Sur le terrain de l’Association sportive Monferran-Savès, Fabien Bonneviale, directeur adjoint des services techniques, souligne les avantages de la rafle de maïs : « C’est moins volatile que le SBR et ne contient pas de matériaux toxiques. De plus, le terrain chauffe moins durant les fortes chaleurs. » Le coût de cette infrastructure moderne s’élève à 1,2 million d’euros, financé par la communauté de communes de la Gascogne toulousaine.
À quelques kilomètres de là, à Lavernose-Lherm, le maire Frédéric Pasian a également opté pour une alternative écologique en utilisant des noyaux d’olive concassés pour garnir son terrain. Ce choix fait suite à des préoccupations croissantes concernant les risques sanitaires associés aux granulats plastiques.

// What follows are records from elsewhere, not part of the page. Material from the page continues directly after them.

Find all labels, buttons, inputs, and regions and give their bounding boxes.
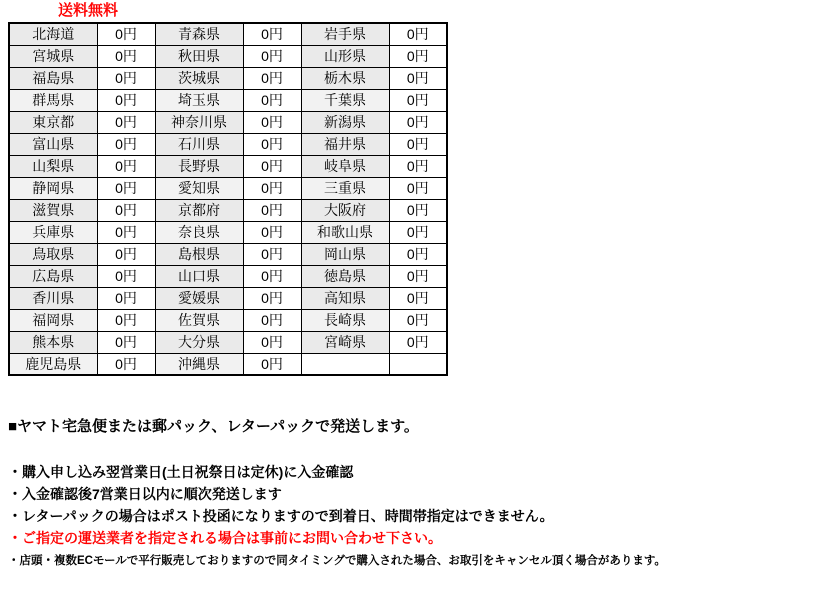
- prefecture-name: 沖縄県: [155, 353, 243, 375]
- note-line: ・購入申し込み翌営業日(土日祝祭日は定休)に入金確認: [8, 464, 354, 480]
- table-row: [9, 89, 447, 111]
- prefecture-price: 0円: [97, 199, 155, 221]
- prefecture-name: 島根県: [155, 243, 243, 265]
- prefecture-price: 0円: [389, 89, 447, 111]
- table-row: [9, 155, 447, 177]
- table-row: [9, 309, 447, 331]
- prefecture-price: 0円: [243, 331, 301, 353]
- prefecture-price: 0円: [243, 199, 301, 221]
- prefecture-price: 0円: [97, 287, 155, 309]
- prefecture-price: 0円: [389, 111, 447, 133]
- prefecture-name: 愛媛県: [155, 287, 243, 309]
- prefecture-price: 0円: [243, 221, 301, 243]
- prefecture-price: 0円: [97, 331, 155, 353]
- prefecture-name: 群馬県: [9, 89, 97, 111]
- prefecture-price: 0円: [97, 353, 155, 375]
- prefecture-name: 広島県: [9, 265, 97, 287]
- notes-heading: ■ヤマト宅急便または郵パック、レターパックで発送します。: [8, 418, 419, 435]
- table-row: [9, 199, 447, 221]
- prefecture-name: 石川県: [155, 133, 243, 155]
- prefecture-price: 0円: [97, 221, 155, 243]
- shipping-fee-table-body: [9, 23, 447, 375]
- note-line: ・レターパックの場合はポスト投函になりますので到着日、時間帯指定はできません。: [8, 508, 554, 524]
- prefecture-price: 0円: [389, 309, 447, 331]
- prefecture-name: 佐賀県: [155, 309, 243, 331]
- prefecture-price: 0円: [243, 67, 301, 89]
- prefecture-price: 0円: [243, 353, 301, 375]
- prefecture-name: 和歌山県: [301, 221, 389, 243]
- prefecture-name: 熊本県: [9, 331, 97, 353]
- prefecture-name: 福井県: [301, 133, 389, 155]
- prefecture-price: 0円: [389, 155, 447, 177]
- prefecture-price: 0円: [243, 89, 301, 111]
- table-row: [9, 353, 447, 375]
- table-row: [9, 287, 447, 309]
- prefecture-name: 大阪府: [301, 199, 389, 221]
- prefecture-name: 北海道: [9, 23, 97, 45]
- prefecture-price: 0円: [389, 331, 447, 353]
- shipping-notes: [8, 415, 808, 571]
- prefecture-name: 山口県: [155, 265, 243, 287]
- prefecture-price: 0円: [389, 177, 447, 199]
- prefecture-name: 福岡県: [9, 309, 97, 331]
- prefecture-price: 0円: [243, 243, 301, 265]
- prefecture-name: 青森県: [155, 23, 243, 45]
- prefecture-name: 茨城県: [155, 67, 243, 89]
- table-row: [9, 243, 447, 265]
- prefecture-name: 岡山県: [301, 243, 389, 265]
- prefecture-price: 0円: [97, 265, 155, 287]
- prefecture-price: 0円: [243, 287, 301, 309]
- prefecture-price: 0円: [389, 45, 447, 67]
- table-row: [9, 177, 447, 199]
- prefecture-name: 山形県: [301, 45, 389, 67]
- prefecture-price: 0円: [243, 177, 301, 199]
- prefecture-price: 0円: [389, 67, 447, 89]
- shipping-fee-table: [8, 22, 448, 376]
- empty-cell: [389, 353, 447, 375]
- prefecture-price: 0円: [97, 111, 155, 133]
- table-row: [9, 45, 447, 67]
- prefecture-name: 福島県: [9, 67, 97, 89]
- prefecture-price: 0円: [97, 45, 155, 67]
- prefecture-name: 山梨県: [9, 155, 97, 177]
- prefecture-name: 京都府: [155, 199, 243, 221]
- prefecture-name: 宮崎県: [301, 331, 389, 353]
- prefecture-price: 0円: [97, 155, 155, 177]
- prefecture-name: 新潟県: [301, 111, 389, 133]
- prefecture-name: 香川県: [9, 287, 97, 309]
- free-shipping-label: 送料無料: [58, 2, 119, 19]
- table-row: [9, 133, 447, 155]
- prefecture-name: 徳島県: [301, 265, 389, 287]
- prefecture-price: 0円: [97, 177, 155, 199]
- prefecture-name: 千葉県: [301, 89, 389, 111]
- prefecture-price: 0円: [97, 89, 155, 111]
- prefecture-price: 0円: [97, 23, 155, 45]
- prefecture-name: 大分県: [155, 331, 243, 353]
- prefecture-price: 0円: [243, 133, 301, 155]
- prefecture-name: 高知県: [301, 287, 389, 309]
- prefecture-price: 0円: [389, 23, 447, 45]
- prefecture-price: 0円: [97, 133, 155, 155]
- table-row: [9, 221, 447, 243]
- prefecture-price: 0円: [243, 111, 301, 133]
- note-line: ・入金確認後7営業日以内に順次発送します: [8, 486, 282, 502]
- prefecture-name: 東京都: [9, 111, 97, 133]
- prefecture-name: 秋田県: [155, 45, 243, 67]
- table-row: [9, 23, 447, 45]
- prefecture-price: 0円: [389, 199, 447, 221]
- prefecture-name: 神奈川県: [155, 111, 243, 133]
- prefecture-name: 長崎県: [301, 309, 389, 331]
- prefecture-price: 0円: [243, 23, 301, 45]
- prefecture-name: 長野県: [155, 155, 243, 177]
- prefecture-price: 0円: [97, 243, 155, 265]
- prefecture-price: 0円: [243, 45, 301, 67]
- prefecture-name: 奈良県: [155, 221, 243, 243]
- prefecture-name: 滋賀県: [9, 199, 97, 221]
- prefecture-price: 0円: [97, 309, 155, 331]
- prefecture-name: 埼玉県: [155, 89, 243, 111]
- prefecture-name: 愛知県: [155, 177, 243, 199]
- table-row: [9, 67, 447, 89]
- note-line-highlighted: ・ご指定の運送業者を指定される場合は事前にお問い合わせ下さい。: [8, 530, 442, 546]
- prefecture-price: 0円: [389, 287, 447, 309]
- prefecture-name: 三重県: [301, 177, 389, 199]
- prefecture-name: 宮城県: [9, 45, 97, 67]
- prefecture-price: 0円: [389, 133, 447, 155]
- prefecture-name: 富山県: [9, 133, 97, 155]
- prefecture-name: 栃木県: [301, 67, 389, 89]
- note-fineprint: ・店頭・複数ECモールで平行販売しておりますので同タイミングで購入された場合、お取引をキャンセル頂く場合があります。: [8, 555, 666, 567]
- prefecture-name: 鹿児島県: [9, 353, 97, 375]
- prefecture-name: 岩手県: [301, 23, 389, 45]
- prefecture-price: 0円: [389, 243, 447, 265]
- table-row: [9, 265, 447, 287]
- prefecture-name: 岐阜県: [301, 155, 389, 177]
- prefecture-name: 静岡県: [9, 177, 97, 199]
- prefecture-price: 0円: [243, 265, 301, 287]
- table-row: [9, 331, 447, 353]
- prefecture-price: 0円: [389, 221, 447, 243]
- prefecture-price: 0円: [389, 265, 447, 287]
- prefecture-price: 0円: [243, 155, 301, 177]
- prefecture-price: 0円: [97, 67, 155, 89]
- empty-cell: [301, 353, 389, 375]
- prefecture-name: 鳥取県: [9, 243, 97, 265]
- prefecture-name: 兵庫県: [9, 221, 97, 243]
- prefecture-price: 0円: [243, 309, 301, 331]
- table-row: [9, 111, 447, 133]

La majorité des terrains synthétiques en France sont encore équipés de matériaux plastiques, souvent dépassant leur durée de vie théorique de dix ans. Les clubs amateurs, souvent en difficulté financière, doivent faire face à des défis importants pour s’adapter à ces nouvelles normes.
Ainsi, la transition vers des solutions plus durables pour les terrains de football devient un enjeu crucial, tant pour la santé des joueurs que pour la protection de l’environnement.